📅 25 de mayo de 2026
¿Qué significa esto?
Este recuerdo nos transporta directamente a los sábados de los años 90 y principios de los 2000 en cualquier salón español. El olor inconfundible de la plastilina Play-Doh, ese aroma dulce y ligeramente salado que se te quedaba pegado en las manos durante horas, era el compañero perfecto de las tardes de televisión. Y no una televisión cualquiera: "El Príncipe del Rap" (The Fresh Prince of Bel-Air) sonaba en La 2 de TVE, normalmente en horario de sobremesa o primera hora de la tarde. En ciudades como Sevilla, muchos niños volvían del cole el viernes y ya sabían que el sábado tocaría mezclar colores de plastilina mientras Will Smith hacía sus bromas y Carlton bailaba "The Carlton". En los barrios de Madrid, como Vallecas o Chamberí, era típico que los hermanos se pelearan por el mando de la tele justo cuando empezaba la sintonía, mientras la plastilina se secaba en la mesa del comedor. Ese "cómo molaba" no es una exageración: era la combinación perfecta de creatividad manual y humor americano doblado al español, un ritual que marcó a toda una generación.
La ciencia (o historia) detrás
La plastilina Play-Doh no nació como juguete, sino como un limpiador de papel pintado en la década de 1930 en Estados Unidos. No fue hasta 1955 que la empresa Rainbow Crafts la rediseñó como masa para modelar, y su olor característico —una mezcla de vainilla, sal y trigo— se convirtió en un fenómeno sensorial. Según un estudio de la Universidad Complutense de Madrid sobre memoria olfativa y nostalgia, los olores asociados a la infancia activan con mayor intensidad el sistema límbico, la parte del cerebro que gestiona las emociones. Esto explica por qué muchos españoles recuerdan ese aroma con tanta nitidez décadas después. Por otro lado, "El Príncipe del Rap" llegó a España en 1992, emitido por La 2, y se mantuvo en antena durante varias temporadas en horario infantil. Un dato curioso: la serie fue doblada al español de España con un tono muy fresco y lleno de expresiones como "tío" o "mola", lo que la hizo aún más cercana. La combinación de ambos elementos —el olor de la plastilina y la risa de la serie— creó un anclaje sensorial que, según los psicólogos, refuerza la memoria episódica: no recuerdas solo el momento, sino cómo te sentías.
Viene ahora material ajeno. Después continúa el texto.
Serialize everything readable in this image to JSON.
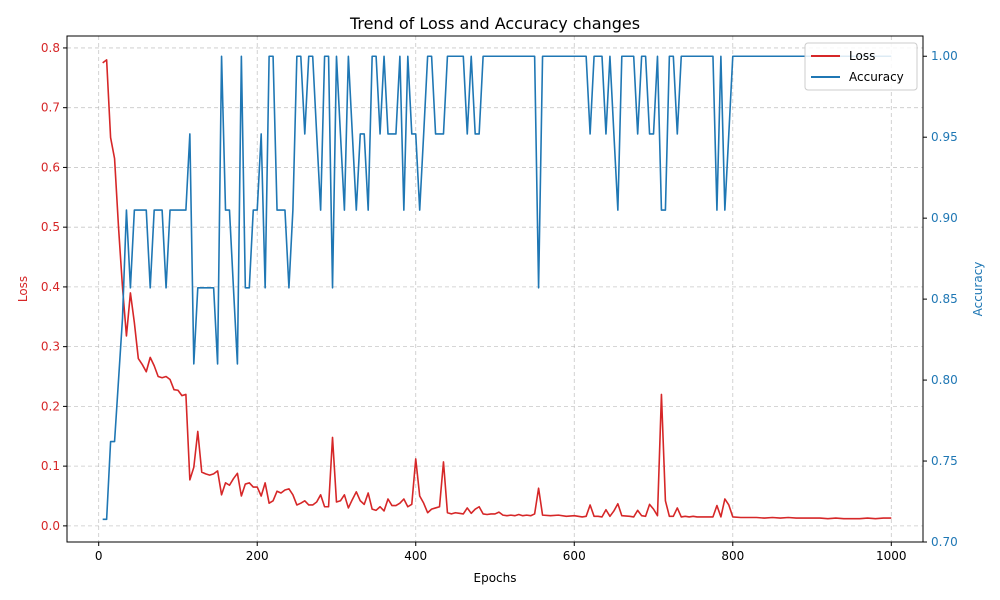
{
  "chart_data": {
    "type": "line",
    "title": "Trend of Loss and Accuracy changes",
    "xlabel": "Epochs",
    "ylabel_left": "Loss",
    "ylabel_right": "Accuracy",
    "xlim": [
      -40,
      1040
    ],
    "ylim_left": [
      -0.027,
      0.82
    ],
    "ylim_right": [
      0.7,
      1.0125
    ],
    "x_ticks": [
      0,
      200,
      400,
      600,
      800,
      1000
    ],
    "y_ticks_left": [
      0.0,
      0.1,
      0.2,
      0.3,
      0.4,
      0.5,
      0.6,
      0.7,
      0.8
    ],
    "y_ticks_right": [
      0.7,
      0.75,
      0.8,
      0.85,
      0.9,
      0.95,
      1.0
    ],
    "grid": true,
    "legend_position": "top-right",
    "colors": {
      "loss": "#d62728",
      "accuracy": "#1f77b4"
    },
    "series": [
      {
        "name": "Loss",
        "axis": "left",
        "points": [
          [
            5,
            0.775
          ],
          [
            10,
            0.78
          ],
          [
            15,
            0.65
          ],
          [
            20,
            0.615
          ],
          [
            25,
            0.5
          ],
          [
            30,
            0.4
          ],
          [
            35,
            0.318
          ],
          [
            40,
            0.39
          ],
          [
            45,
            0.34
          ],
          [
            50,
            0.28
          ],
          [
            55,
            0.27
          ],
          [
            60,
            0.258
          ],
          [
            65,
            0.282
          ],
          [
            70,
            0.268
          ],
          [
            75,
            0.25
          ],
          [
            80,
            0.248
          ],
          [
            85,
            0.25
          ],
          [
            90,
            0.245
          ],
          [
            95,
            0.228
          ],
          [
            100,
            0.227
          ],
          [
            105,
            0.218
          ],
          [
            110,
            0.22
          ],
          [
            115,
            0.077
          ],
          [
            120,
            0.098
          ],
          [
            125,
            0.158
          ],
          [
            130,
            0.09
          ],
          [
            135,
            0.087
          ],
          [
            140,
            0.085
          ],
          [
            145,
            0.087
          ],
          [
            150,
            0.092
          ],
          [
            155,
            0.052
          ],
          [
            160,
            0.072
          ],
          [
            165,
            0.068
          ],
          [
            170,
            0.079
          ],
          [
            175,
            0.088
          ],
          [
            180,
            0.05
          ],
          [
            185,
            0.07
          ],
          [
            190,
            0.072
          ],
          [
            195,
            0.065
          ],
          [
            200,
            0.065
          ],
          [
            205,
            0.05
          ],
          [
            210,
            0.072
          ],
          [
            215,
            0.038
          ],
          [
            220,
            0.042
          ],
          [
            225,
            0.058
          ],
          [
            230,
            0.055
          ],
          [
            235,
            0.06
          ],
          [
            240,
            0.062
          ],
          [
            245,
            0.052
          ],
          [
            250,
            0.035
          ],
          [
            255,
            0.038
          ],
          [
            260,
            0.042
          ],
          [
            265,
            0.035
          ],
          [
            270,
            0.035
          ],
          [
            275,
            0.04
          ],
          [
            280,
            0.052
          ],
          [
            285,
            0.032
          ],
          [
            290,
            0.032
          ],
          [
            295,
            0.148
          ],
          [
            300,
            0.04
          ],
          [
            305,
            0.042
          ],
          [
            310,
            0.052
          ],
          [
            315,
            0.03
          ],
          [
            320,
            0.044
          ],
          [
            325,
            0.057
          ],
          [
            330,
            0.042
          ],
          [
            335,
            0.036
          ],
          [
            340,
            0.055
          ],
          [
            345,
            0.028
          ],
          [
            350,
            0.026
          ],
          [
            355,
            0.032
          ],
          [
            360,
            0.025
          ],
          [
            365,
            0.045
          ],
          [
            370,
            0.034
          ],
          [
            375,
            0.034
          ],
          [
            380,
            0.038
          ],
          [
            385,
            0.045
          ],
          [
            390,
            0.032
          ],
          [
            395,
            0.036
          ],
          [
            400,
            0.112
          ],
          [
            405,
            0.05
          ],
          [
            410,
            0.038
          ],
          [
            415,
            0.022
          ],
          [
            420,
            0.028
          ],
          [
            425,
            0.03
          ],
          [
            430,
            0.032
          ],
          [
            435,
            0.107
          ],
          [
            440,
            0.022
          ],
          [
            445,
            0.02
          ],
          [
            450,
            0.022
          ],
          [
            455,
            0.021
          ],
          [
            460,
            0.02
          ],
          [
            465,
            0.03
          ],
          [
            470,
            0.021
          ],
          [
            475,
            0.028
          ],
          [
            480,
            0.032
          ],
          [
            485,
            0.02
          ],
          [
            490,
            0.019
          ],
          [
            495,
            0.02
          ],
          [
            500,
            0.02
          ],
          [
            505,
            0.023
          ],
          [
            510,
            0.018
          ],
          [
            515,
            0.017
          ],
          [
            520,
            0.018
          ],
          [
            525,
            0.017
          ],
          [
            530,
            0.019
          ],
          [
            535,
            0.017
          ],
          [
            540,
            0.018
          ],
          [
            545,
            0.017
          ],
          [
            550,
            0.02
          ],
          [
            555,
            0.063
          ],
          [
            560,
            0.018
          ],
          [
            570,
            0.017
          ],
          [
            580,
            0.018
          ],
          [
            590,
            0.016
          ],
          [
            600,
            0.017
          ],
          [
            610,
            0.015
          ],
          [
            615,
            0.016
          ],
          [
            620,
            0.035
          ],
          [
            625,
            0.016
          ],
          [
            630,
            0.016
          ],
          [
            635,
            0.015
          ],
          [
            640,
            0.027
          ],
          [
            645,
            0.016
          ],
          [
            650,
            0.025
          ],
          [
            655,
            0.037
          ],
          [
            660,
            0.017
          ],
          [
            670,
            0.016
          ],
          [
            675,
            0.015
          ],
          [
            680,
            0.026
          ],
          [
            685,
            0.017
          ],
          [
            690,
            0.016
          ],
          [
            695,
            0.036
          ],
          [
            700,
            0.028
          ],
          [
            705,
            0.017
          ],
          [
            710,
            0.22
          ],
          [
            715,
            0.042
          ],
          [
            720,
            0.016
          ],
          [
            725,
            0.016
          ],
          [
            730,
            0.03
          ],
          [
            735,
            0.015
          ],
          [
            740,
            0.016
          ],
          [
            745,
            0.015
          ],
          [
            750,
            0.016
          ],
          [
            755,
            0.015
          ],
          [
            760,
            0.015
          ],
          [
            770,
            0.015
          ],
          [
            775,
            0.015
          ],
          [
            780,
            0.034
          ],
          [
            785,
            0.015
          ],
          [
            790,
            0.045
          ],
          [
            795,
            0.035
          ],
          [
            800,
            0.015
          ],
          [
            810,
            0.014
          ],
          [
            820,
            0.014
          ],
          [
            830,
            0.014
          ],
          [
            840,
            0.013
          ],
          [
            850,
            0.014
          ],
          [
            860,
            0.013
          ],
          [
            870,
            0.014
          ],
          [
            880,
            0.013
          ],
          [
            890,
            0.013
          ],
          [
            900,
            0.013
          ],
          [
            910,
            0.013
          ],
          [
            920,
            0.012
          ],
          [
            930,
            0.013
          ],
          [
            940,
            0.012
          ],
          [
            950,
            0.012
          ],
          [
            960,
            0.012
          ],
          [
            970,
            0.013
          ],
          [
            980,
            0.012
          ],
          [
            990,
            0.013
          ],
          [
            1000,
            0.013
          ]
        ]
      },
      {
        "name": "Accuracy",
        "axis": "right",
        "points": [
          [
            5,
            0.714
          ],
          [
            10,
            0.714
          ],
          [
            15,
            0.762
          ],
          [
            20,
            0.762
          ],
          [
            25,
            0.8
          ],
          [
            30,
            0.838
          ],
          [
            35,
            0.905
          ],
          [
            40,
            0.857
          ],
          [
            45,
            0.905
          ],
          [
            55,
            0.905
          ],
          [
            60,
            0.905
          ],
          [
            65,
            0.857
          ],
          [
            70,
            0.905
          ],
          [
            80,
            0.905
          ],
          [
            85,
            0.857
          ],
          [
            90,
            0.905
          ],
          [
            110,
            0.905
          ],
          [
            115,
            0.952
          ],
          [
            120,
            0.81
          ],
          [
            125,
            0.857
          ],
          [
            130,
            0.857
          ],
          [
            145,
            0.857
          ],
          [
            150,
            0.81
          ],
          [
            155,
            1.0
          ],
          [
            160,
            0.905
          ],
          [
            165,
            0.905
          ],
          [
            170,
            0.857
          ],
          [
            175,
            0.81
          ],
          [
            180,
            1.0
          ],
          [
            185,
            0.857
          ],
          [
            190,
            0.857
          ],
          [
            195,
            0.905
          ],
          [
            200,
            0.905
          ],
          [
            205,
            0.952
          ],
          [
            210,
            0.857
          ],
          [
            215,
            1.0
          ],
          [
            220,
            1.0
          ],
          [
            225,
            0.905
          ],
          [
            235,
            0.905
          ],
          [
            240,
            0.857
          ],
          [
            245,
            0.905
          ],
          [
            250,
            1.0
          ],
          [
            255,
            1.0
          ],
          [
            260,
            0.952
          ],
          [
            265,
            1.0
          ],
          [
            270,
            1.0
          ],
          [
            275,
            0.952
          ],
          [
            280,
            0.905
          ],
          [
            285,
            1.0
          ],
          [
            290,
            1.0
          ],
          [
            295,
            0.857
          ],
          [
            300,
            1.0
          ],
          [
            305,
            0.952
          ],
          [
            310,
            0.905
          ],
          [
            315,
            1.0
          ],
          [
            320,
            0.952
          ],
          [
            325,
            0.905
          ],
          [
            330,
            0.952
          ],
          [
            335,
            0.952
          ],
          [
            340,
            0.905
          ],
          [
            345,
            1.0
          ],
          [
            350,
            1.0
          ],
          [
            355,
            0.952
          ],
          [
            360,
            1.0
          ],
          [
            365,
            0.952
          ],
          [
            370,
            0.952
          ],
          [
            375,
            0.952
          ],
          [
            380,
            1.0
          ],
          [
            385,
            0.905
          ],
          [
            390,
            1.0
          ],
          [
            395,
            0.952
          ],
          [
            400,
            0.952
          ],
          [
            405,
            0.905
          ],
          [
            410,
            0.952
          ],
          [
            415,
            1.0
          ],
          [
            420,
            1.0
          ],
          [
            425,
            0.952
          ],
          [
            430,
            0.952
          ],
          [
            435,
            0.952
          ],
          [
            440,
            1.0
          ],
          [
            460,
            1.0
          ],
          [
            465,
            0.952
          ],
          [
            470,
            1.0
          ],
          [
            475,
            0.952
          ],
          [
            480,
            0.952
          ],
          [
            485,
            1.0
          ],
          [
            550,
            1.0
          ],
          [
            555,
            0.857
          ],
          [
            560,
            1.0
          ],
          [
            615,
            1.0
          ],
          [
            620,
            0.952
          ],
          [
            625,
            1.0
          ],
          [
            635,
            1.0
          ],
          [
            640,
            0.952
          ],
          [
            645,
            1.0
          ],
          [
            650,
            0.952
          ],
          [
            655,
            0.905
          ],
          [
            660,
            1.0
          ],
          [
            675,
            1.0
          ],
          [
            680,
            0.952
          ],
          [
            685,
            1.0
          ],
          [
            690,
            1.0
          ],
          [
            695,
            0.952
          ],
          [
            700,
            0.952
          ],
          [
            705,
            1.0
          ],
          [
            710,
            0.905
          ],
          [
            715,
            0.905
          ],
          [
            720,
            1.0
          ],
          [
            725,
            1.0
          ],
          [
            730,
            0.952
          ],
          [
            735,
            1.0
          ],
          [
            775,
            1.0
          ],
          [
            780,
            0.905
          ],
          [
            785,
            1.0
          ],
          [
            790,
            0.905
          ],
          [
            795,
            0.952
          ],
          [
            800,
            1.0
          ],
          [
            1000,
            1.0
          ]
        ]
      }
    ]
  }
}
Cómo aplicarlo en tu día a día
Primero, puedes recuperar ese ritual de los sábados en tu vida adulta, pero adaptado. No se trata de volver a ver la serie entera (aunque tampoco estaría mal), sino de programar una tarde de "desconexión analógica". Compra un bote de plastilina Play-Doh (sigue vendiéndose en tiendas como Toy Planet o El Corte Inglés) y siéntate a modelar mientras ves un capítulo de una serie que te guste. No hace falta que sea la misma; el objetivo es recrear esa mezcla de tacto, olor y entretenimiento sin pantallas estresantes. Segundo, usa el olor como herramienta de concentración. Si tienes que hacer una tarea creativa o aburrida, abre un bote de plastilina y huelelo unos segundos. El aroma activará recuerdos positivos y puede ayudarte a entrar en un estado de fluidez mental, como demostró el estudio de la Complutense. Tercero, comparte este recuerdo con alguien de tu generación, pero también con niños pequeños. Si tienes sobrinos o hijos, enséñales a hacer figuras mientras les pones la serie. Verás cómo ellos también asocian ese olor a un momento feliz, y tú revives la magia. Cuarto, no subestimes el poder de los sábados sin prisas. En una España donde el ritmo de vida es cada vez más acelerado, dedicar una hora a esta actividad es un acto de resistencia nostálgica que te conecta con tu yo de 10 años.
Conclusión
En TipDía creemos que los pequeños rituales del pasado no son solo recuerdos, sino herramientas para redescubrir el placer de lo sencillo. Recuperar el olor a plastilina y la risa de una serie es devolverle al sábado su sentido original: el de un día para crear, reír y no hacer nada productivo. Porque, al final, lo que realmente molaba no era el programa ni la masa, sino la sensación de que el tiempo se detenía un rato y todo estaba bien.